Students are central to Kelley's success and she relies not only on graduate assistants to aid her research into DNA detection, but undergraduates as well. Three undergraduates currently work alongside ten graduate students in her laboratory. Of six previous undergraduate research assistants she’s had during her five years at BC, two have gone on to medical school–another is applying–and three have entered doctoral programs. Half of the ten papers her group has published in five years have been co-authored by undergraduates. “Because of the demands of running a research laboratory and teaching, I can't carry out any of my ideas by myself,” said Kelley. “The students who come and work with me are so precious, because they’re the ones who make the science happen. So I am dedicated to serving as a resource and mentor for them. Watching them become accomplished scientists is incredibly fulfilling.”

The chemist who runs road races in her spare time and is preparing for a half-marathon in October is said to be a live wire in the laboratory. “I can't help but be influenced by Shana’s extreme excitement,” said Camille Asher ´05, an undergraduate research assistant who is considering medical or graduate school, and describes the Kelley lab as a very interactive place fueled by good intellectual conversation. “We all group together every week and discuss our results,” said Asher. “She’s incredibly involved in our research.”

Third-year graduate student Lisa Wittenhagen compared her boss to a chess champion who can play 100 games at once. “I’m on game 1, she’s on 99,” the aspiring biotech researcher said with a smile. “We’re not sure how she keeps everything straight in her mind.”

Fifth-year graduate student Brad Taft, who hopes to enter science journalism said, “It makes it a lot easier to put in all the work you do when you know how excited Shana is about everything you’re doing.”

A former undergraduate research assistant, Rodrigo Ortiz Meoz ´03, currently a second-year graduate student in the program in molecular biophysics at Johns Hopkins School of Medicine was among the first crop of scientists trained by Kelley. “Having Shana train you in lab techniques is very...interesting,” he writes. “It’s hard enough trying to learn to work with radioactivity as it is, but with your professor looking over your shoulder it’s quite a different experience. Shana was very, very interested in our experiments. One thing about my experience with Shana that I think has really helped me along in graduate school is that even though I was an undergrad, I was treated very much like a graduate student, with all the benefits and responsibilities that come with the title. Shana, I know, expects a lot out of all her students, not because she is demanding, but because she wants you to do better and succeed on your own merit. I can honestly say that if it weren’t for Shana I would not be doing what I am doing today. She gave me a chance in her lab when she had no obligation to and while I am grateful for all the science I learned, I am more grateful for the guidance she provided me during my years at BC.”
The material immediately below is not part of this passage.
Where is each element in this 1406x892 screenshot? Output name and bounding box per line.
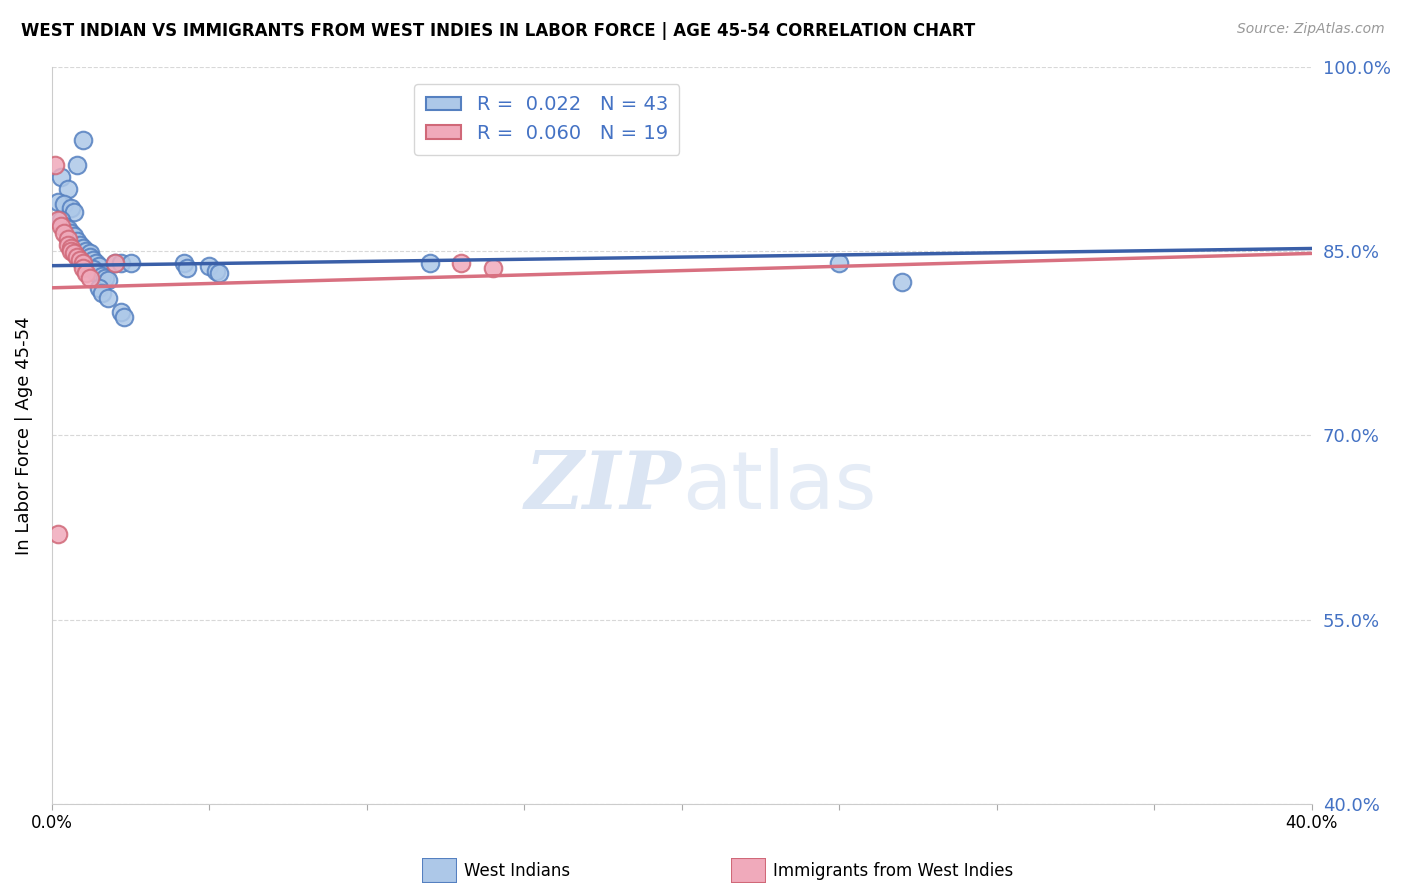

Kelley benefited similarly from teachers who took an interest in her own potential. After graduating from high school in Montclair, NJ, where her interest in chemistry had been sparked by a fantastic teacher in the subject, she took a job as a loan teller for a few years to save money for college. She enrolled at Seton Hall University with the idea of studying business, but a freshman advisor, noting her transcripts, suggested she focus on science. “Thank goodness someone was paying attention,” said Kelley, who would go on to earn a Ph.D. in chemistry from Cal Tech, found a biotech company, and win distinguished early-career awards as a member of the BC faculty. “I’m where I am today because a freshman advisory dean at Seton Hall suggested I pursue chemistry,” she said. “It’s really important I listen to the undergraduates I work with, and help guide them towards a career that excites them and is suited to their talents and interests. I feel so fortunate to have found a career that I am passionate about. Science is not work for me.”